In the last five years Diebold Nixdorf saw its revenue shrink by 3.3% per year. That's not what investors generally want to see. The share price fall of 14% (per year, over five years) is a stern reminder that money-losing companies are expected to grow revenue. It takes a certain kind of mental fortitude (or recklessness) to buy shares in a company that loses money and doesn't grow revenue. That is not really what the successful investors we know aim for.

The image below shows how earnings and revenue have tracked over time (if you click on the image you can see greater detail).

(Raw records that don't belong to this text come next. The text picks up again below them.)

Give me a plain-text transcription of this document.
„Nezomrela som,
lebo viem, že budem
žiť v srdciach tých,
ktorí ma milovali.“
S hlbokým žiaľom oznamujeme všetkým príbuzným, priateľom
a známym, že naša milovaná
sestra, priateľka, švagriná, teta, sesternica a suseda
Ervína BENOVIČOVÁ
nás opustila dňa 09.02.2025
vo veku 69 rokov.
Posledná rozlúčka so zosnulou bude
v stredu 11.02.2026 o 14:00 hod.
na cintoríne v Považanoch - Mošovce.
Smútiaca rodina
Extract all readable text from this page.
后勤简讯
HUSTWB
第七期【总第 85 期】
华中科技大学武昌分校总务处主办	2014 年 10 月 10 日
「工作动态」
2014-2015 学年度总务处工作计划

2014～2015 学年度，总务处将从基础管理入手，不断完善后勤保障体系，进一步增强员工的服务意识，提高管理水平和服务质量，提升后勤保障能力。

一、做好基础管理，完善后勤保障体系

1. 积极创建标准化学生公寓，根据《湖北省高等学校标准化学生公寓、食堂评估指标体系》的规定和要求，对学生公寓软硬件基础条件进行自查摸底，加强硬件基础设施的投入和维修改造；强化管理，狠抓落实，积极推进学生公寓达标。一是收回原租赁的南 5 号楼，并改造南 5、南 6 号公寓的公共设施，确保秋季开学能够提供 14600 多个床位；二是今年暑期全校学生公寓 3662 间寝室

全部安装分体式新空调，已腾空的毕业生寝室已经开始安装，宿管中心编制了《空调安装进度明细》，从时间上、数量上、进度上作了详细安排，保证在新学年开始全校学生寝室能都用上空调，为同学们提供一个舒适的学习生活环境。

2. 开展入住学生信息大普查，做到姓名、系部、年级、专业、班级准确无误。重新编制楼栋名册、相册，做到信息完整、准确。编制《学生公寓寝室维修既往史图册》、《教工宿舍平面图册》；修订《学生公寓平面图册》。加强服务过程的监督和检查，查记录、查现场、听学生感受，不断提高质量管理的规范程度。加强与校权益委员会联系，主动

It's good to see that there was some significant insider buying in the last three months. That's a positive. That said, we think earnings and revenue growth trends are even more important factors to consider. You can see what analysts are predicting for Diebold Nixdorf in this interactive graph of future profit estimates.

A Different Perspective

We regret to report that Diebold Nixdorf shareholders are down 82% for the year. Unfortunately, that's worse than the broader market decline of 20%. However, it could simply be that the share price has been impacted by broader market jitters. It might be worth keeping an eye on the fundamentals, in case there's a good opportunity. Regrettably, last year's performance caps off a bad run, with the shareholders facing a total loss of 14% per year over five years. Generally speaking long term share price weakness can be a bad sign, though contrarian investors might want to research the stock in hope of a turnaround. While it is well worth considering the different impacts that market conditions can have on the share price, there are other factors that are even more important. Like risks, for instance. Every company has them, and we've spotted 3 warning signs for Diebold Nixdorf (of which 1 can't be ignored!) you should know about.

Diebold Nixdorf is not the only stock that insiders are buying. For those who like to find winning investments this free list of growing companies with recent insider purchasing, could be just the ticket.

Please note, the market returns quoted in this article reflect the market weighted average returns of stocks that currently trade on US exchanges.

Have feedback on this article? Concerned about the content? Get in touch with us directly. Alternatively, email editorial-team (at) simplywallst.com.

This article by Simply Wall St is general in nature. We provide commentary based on historical data and analyst forecasts only using an unbiased methodology and our articles are not intended to be financial advice. It does not constitute a recommendation to buy or sell any stock, and does not take account of your objectives, or your financial situation. We aim to bring you long-term focused analysis driven by fundamental data. Note that our analysis may not factor in the latest price-sensitive company announcements or qualitative material. Simply Wall St has no position in any stocks mentioned.